While the basic values of seeking the truth, practising honesty and appreciating beauty, remain intact, secular values like tolerance, self respect, love for human dignity, respect and compassion for others, individual freedom and human rights, internationalism, rejection of cruelty, the practice of non-violence and the culture of peace have become more important today because of the problems facing the society.

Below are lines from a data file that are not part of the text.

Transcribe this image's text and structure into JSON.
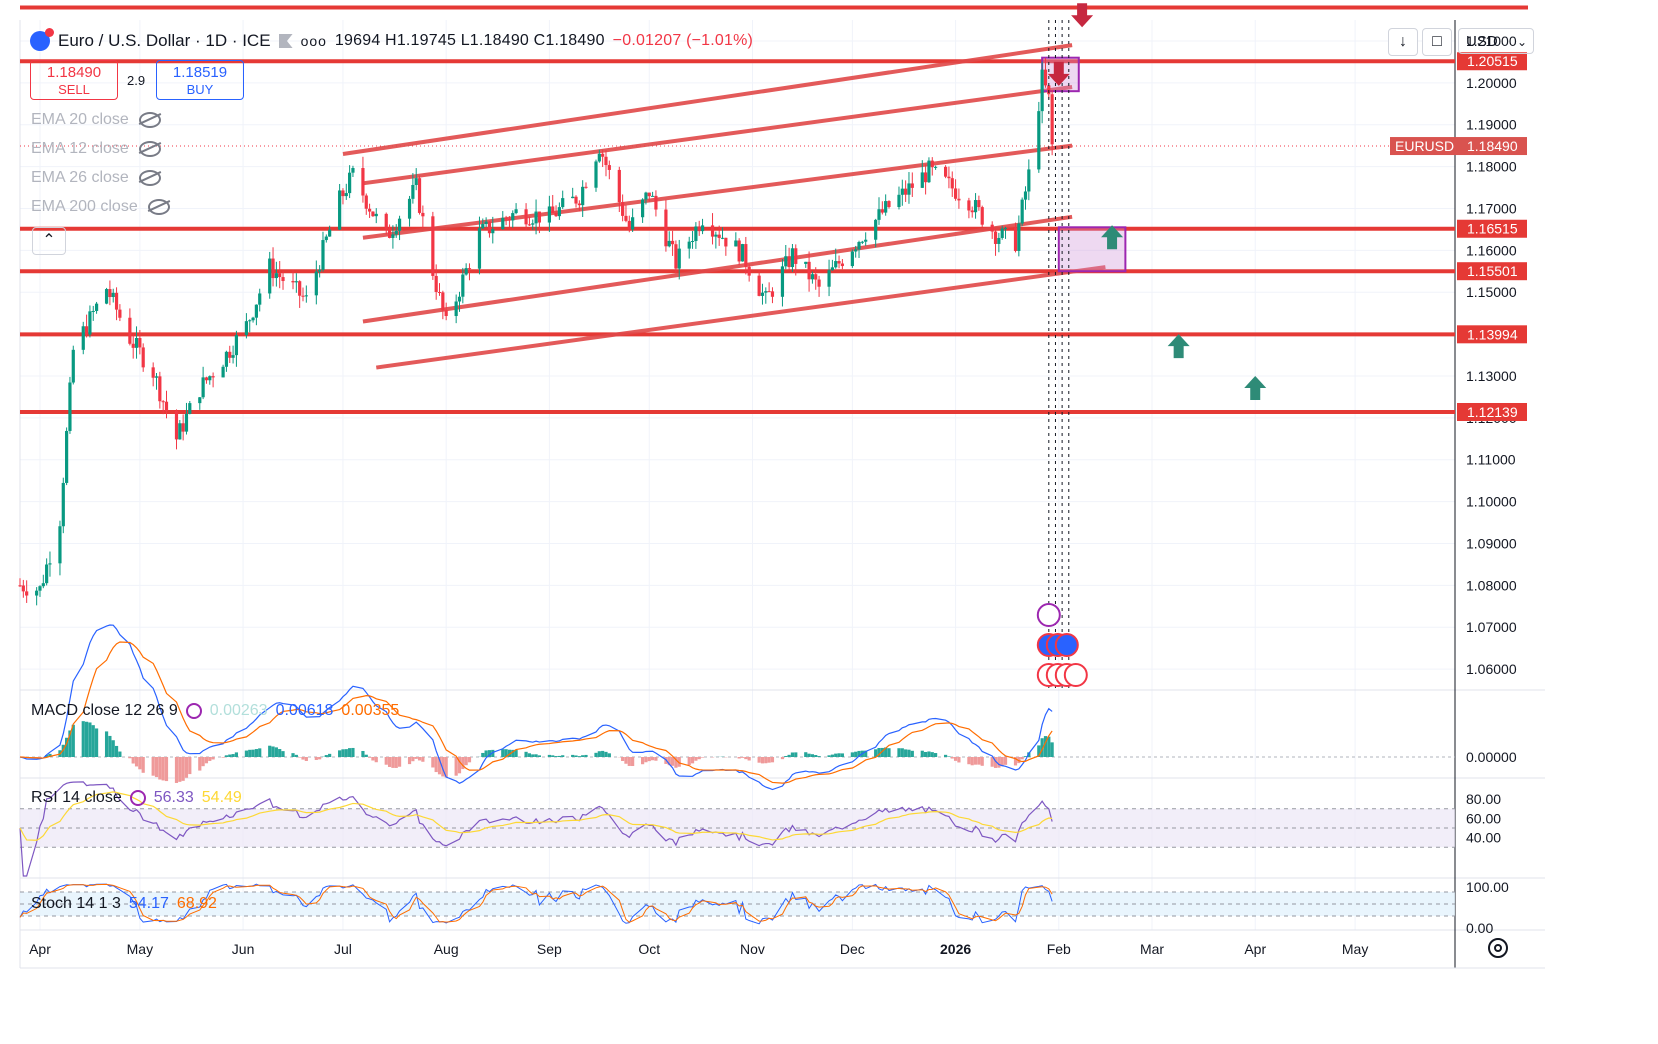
{
  "header": {
    "symbol": "Euro / U.S. Dollar · 1D · ICE",
    "ohlc": "19694 H1.19745 L1.18490 C1.18490",
    "change": "−0.01207 (−1.01%)",
    "more_label": "ooo"
  },
  "trade": {
    "sell_price": "1.18490",
    "sell_label": "SELL",
    "spread": "2.9",
    "buy_price": "1.18519",
    "buy_label": "BUY"
  },
  "indicators": [
    "EMA 20 close",
    "EMA 12 close",
    "EMA 26 close",
    "EMA 200 close"
  ],
  "toolbar": {
    "download_icon": "download-icon",
    "fullscreen_icon": "fullscreen-icon",
    "currency": "USD"
  },
  "macd": {
    "label": "MACD close 12 26 9",
    "hist": "0.00263",
    "macd": "0.00618",
    "signal": "0.00355"
  },
  "rsi": {
    "label": "RSI 14 close",
    "value": "56.33",
    "ma": "54.49"
  },
  "stoch": {
    "label": "Stoch 14 1 3",
    "k": "54.17",
    "d": "68.92"
  },
  "colors": {
    "down": "#f23645",
    "up": "#089981",
    "blue": "#2962ff",
    "orange": "#ff6d00",
    "purple": "#7e57c2",
    "level": "#e53935"
  },
  "chart_data": {
    "type": "candlestick",
    "title": "Euro / U.S. Dollar · 1D · ICE",
    "symbol_label": "EURUSD",
    "last_price": 1.1849,
    "ylim": [
      1.055,
      1.215
    ],
    "y_ticks": [
      "1.21000",
      "1.20000",
      "1.19000",
      "1.18000",
      "1.17000",
      "1.16000",
      "1.15000",
      "1.14000",
      "1.13000",
      "1.12000",
      "1.11000",
      "1.10000",
      "1.09000",
      "1.08000",
      "1.07000",
      "1.06000"
    ],
    "x_labels": [
      "Apr",
      "May",
      "Jun",
      "Jul",
      "Aug",
      "Sep",
      "Oct",
      "Nov",
      "Dec",
      "2026",
      "Feb",
      "Mar",
      "Apr",
      "May"
    ],
    "x_range": [
      "2025-03-26",
      "2026-05-31"
    ],
    "close_path": [
      [
        "2025-03-26",
        1.08
      ],
      [
        "2025-04-01",
        1.079
      ],
      [
        "2025-04-07",
        1.096
      ],
      [
        "2025-04-11",
        1.136
      ],
      [
        "2025-04-21",
        1.151
      ],
      [
        "2025-04-28",
        1.139
      ],
      [
        "2025-05-05",
        1.131
      ],
      [
        "2025-05-12",
        1.115
      ],
      [
        "2025-05-19",
        1.127
      ],
      [
        "2025-05-26",
        1.134
      ],
      [
        "2025-06-02",
        1.142
      ],
      [
        "2025-06-09",
        1.156
      ],
      [
        "2025-06-20",
        1.148
      ],
      [
        "2025-06-30",
        1.172
      ],
      [
        "2025-07-04",
        1.178
      ],
      [
        "2025-07-14",
        1.163
      ],
      [
        "2025-07-23",
        1.175
      ],
      [
        "2025-07-28",
        1.155
      ],
      [
        "2025-08-01",
        1.142
      ],
      [
        "2025-08-11",
        1.164
      ],
      [
        "2025-08-22",
        1.169
      ],
      [
        "2025-09-01",
        1.168
      ],
      [
        "2025-09-10",
        1.173
      ],
      [
        "2025-09-16",
        1.185
      ],
      [
        "2025-09-25",
        1.165
      ],
      [
        "2025-10-01",
        1.174
      ],
      [
        "2025-10-09",
        1.157
      ],
      [
        "2025-10-17",
        1.168
      ],
      [
        "2025-10-29",
        1.159
      ],
      [
        "2025-11-05",
        1.148
      ],
      [
        "2025-11-13",
        1.159
      ],
      [
        "2025-11-21",
        1.151
      ],
      [
        "2025-12-01",
        1.161
      ],
      [
        "2025-12-10",
        1.169
      ],
      [
        "2025-12-24",
        1.179
      ],
      [
        "2026-01-05",
        1.172
      ],
      [
        "2026-01-13",
        1.164
      ],
      [
        "2026-01-19",
        1.162
      ],
      [
        "2026-01-23",
        1.178
      ],
      [
        "2026-01-27",
        1.201
      ],
      [
        "2026-01-29",
        1.196
      ],
      [
        "2026-01-30",
        1.1849
      ]
    ],
    "horizontal_levels": [
      "1.20515",
      "1.16515",
      "1.15501",
      "1.13994",
      "1.12139"
    ],
    "top_level": 1.218,
    "channel_lines": [
      [
        [
          "2025-07-01",
          1.183
        ],
        [
          "2026-02-05",
          1.209
        ]
      ],
      [
        [
          "2025-07-07",
          1.176
        ],
        [
          "2026-02-05",
          1.199
        ]
      ],
      [
        [
          "2025-07-07",
          1.163
        ],
        [
          "2026-02-05",
          1.185
        ]
      ],
      [
        [
          "2025-07-07",
          1.143
        ],
        [
          "2026-02-05",
          1.168
        ]
      ],
      [
        [
          "2025-07-11",
          1.132
        ],
        [
          "2026-02-15",
          1.156
        ]
      ]
    ],
    "zones": [
      {
        "from": "2026-01-27",
        "to": "2026-02-07",
        "high": 1.206,
        "low": 1.198
      },
      {
        "from": "2026-02-01",
        "to": "2026-02-21",
        "high": 1.1655,
        "low": 1.155
      }
    ],
    "arrows": [
      {
        "direction": "down",
        "date": "2026-02-08",
        "price": 1.219
      },
      {
        "direction": "down",
        "date": "2026-02-01",
        "price": 1.205
      },
      {
        "direction": "up",
        "date": "2026-02-17",
        "price": 1.166
      },
      {
        "direction": "up",
        "date": "2026-03-09",
        "price": 1.14
      },
      {
        "direction": "up",
        "date": "2026-04-01",
        "price": 1.13
      }
    ],
    "rsi_range": [
      0,
      100
    ],
    "rsi_ticks": [
      "80.00",
      "60.00",
      "40.00"
    ],
    "rsi_bands": [
      70,
      30
    ],
    "stoch_ticks": [
      "100.00",
      "0.00"
    ],
    "macd_ticks": [
      "0.00000"
    ]
  }
}
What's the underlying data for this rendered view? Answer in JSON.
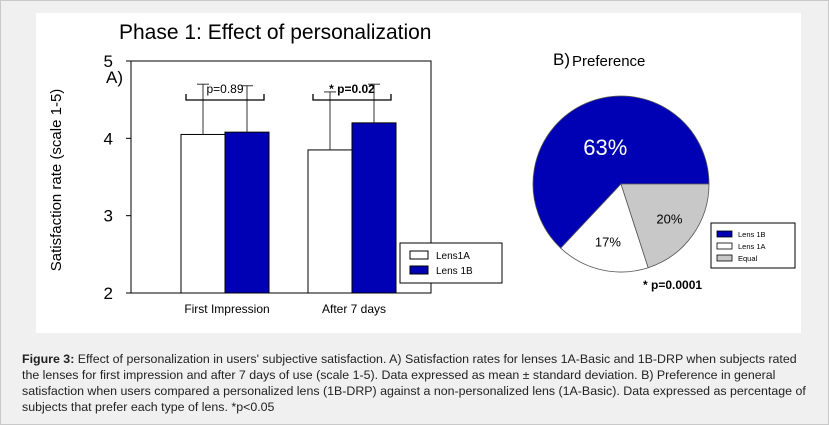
{
  "colors": {
    "lens1a": "#ffffff",
    "lens1b": "#0000b4",
    "equal": "#c8c8c8",
    "panel_bg": "#f0f0f0"
  },
  "chart_data": [
    {
      "type": "bar",
      "title": "Phase 1: Effect of personalization",
      "panel_label": "A)",
      "ylabel": "Satisfaction rate (scale 1-5)",
      "xlabel": "",
      "ylim": [
        2,
        5
      ],
      "yticks": [
        "2",
        "3",
        "4",
        "5"
      ],
      "categories": [
        "First Impression",
        "After 7 days"
      ],
      "series": [
        {
          "name": "Lens1A",
          "color": "#ffffff",
          "values": [
            4.05,
            3.85
          ],
          "errors": [
            0.65,
            0.75
          ]
        },
        {
          "name": "Lens 1B",
          "color": "#0000b4",
          "values": [
            4.08,
            4.2
          ],
          "errors": [
            0.6,
            0.5
          ]
        }
      ],
      "annotations": [
        "p=0.89",
        "* p=0.02"
      ],
      "legend": "bottom-right"
    },
    {
      "type": "pie",
      "title": "Preference",
      "panel_label": "B)",
      "slices": [
        {
          "name": "Lens 1B",
          "value": 63,
          "label": "63%",
          "color": "#0000b4"
        },
        {
          "name": "Lens 1A",
          "value": 17,
          "label": "17%",
          "color": "#ffffff"
        },
        {
          "name": "Equal",
          "value": 20,
          "label": "20%",
          "color": "#c8c8c8"
        }
      ],
      "annotation": "* p=0.0001",
      "legend": "right"
    }
  ],
  "caption": {
    "label": "Figure 3:",
    "text": " Effect of personalization in users' subjective satisfaction. A) Satisfaction rates for lenses 1A-Basic and 1B-DRP when subjects rated the lenses for first impression and after 7 days of use (scale 1-5). Data expressed as mean ± standard deviation. B) Preference in general satisfaction when users compared a personalized lens (1B-DRP) against a non-personalized lens (1A-Basic). Data expressed as percentage of subjects that prefer each type of lens. *p<0.05"
  }
}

Thus, it is evident that we have a huge challenge to meet. Education must develop the ability to value freedom and the skills to meet this challenge; it must develop the ability to recognize and accept the values which exist in the diversity of individuals, genders, peoples and cultures and develop the ability to communicate, share and co-operate with others; it must develop the ability of non-violent conflict resolution and promote the development of inner peace in the minds of students so that they can establish firmly the qualities of tolerance, compassion, sharing and caring; it must cultivate in citizens the ability to make informal choices; it must teach citizens to respect the cultural heritage, protect the environment, adopt methods of production and consumption leading to sustainable development with harmony between individuals and collective values and between immediate basic needs and long-term interests. And finally it must cultivate feelings of solidarity and equity at the national level.

All educational institutions, local or national, private or Government owned, have to work together to make value-based education an essential component of educational programs to change the attitudes and behaviour of the society. Education being an integral part of every individual's life in society, the right type of value-based education should be offered in the right type of environment to the students. The schools should focus on value-based education for development of a knowledge-based society, so that quality education will bring more accolades to their students and the schools themselves.

This will ensure that students grow in both mind and heart, and learn the special virtues of life. This may change people's attitudes from one of only gaining an education for a particular job and the basic skills that are needed to make a living.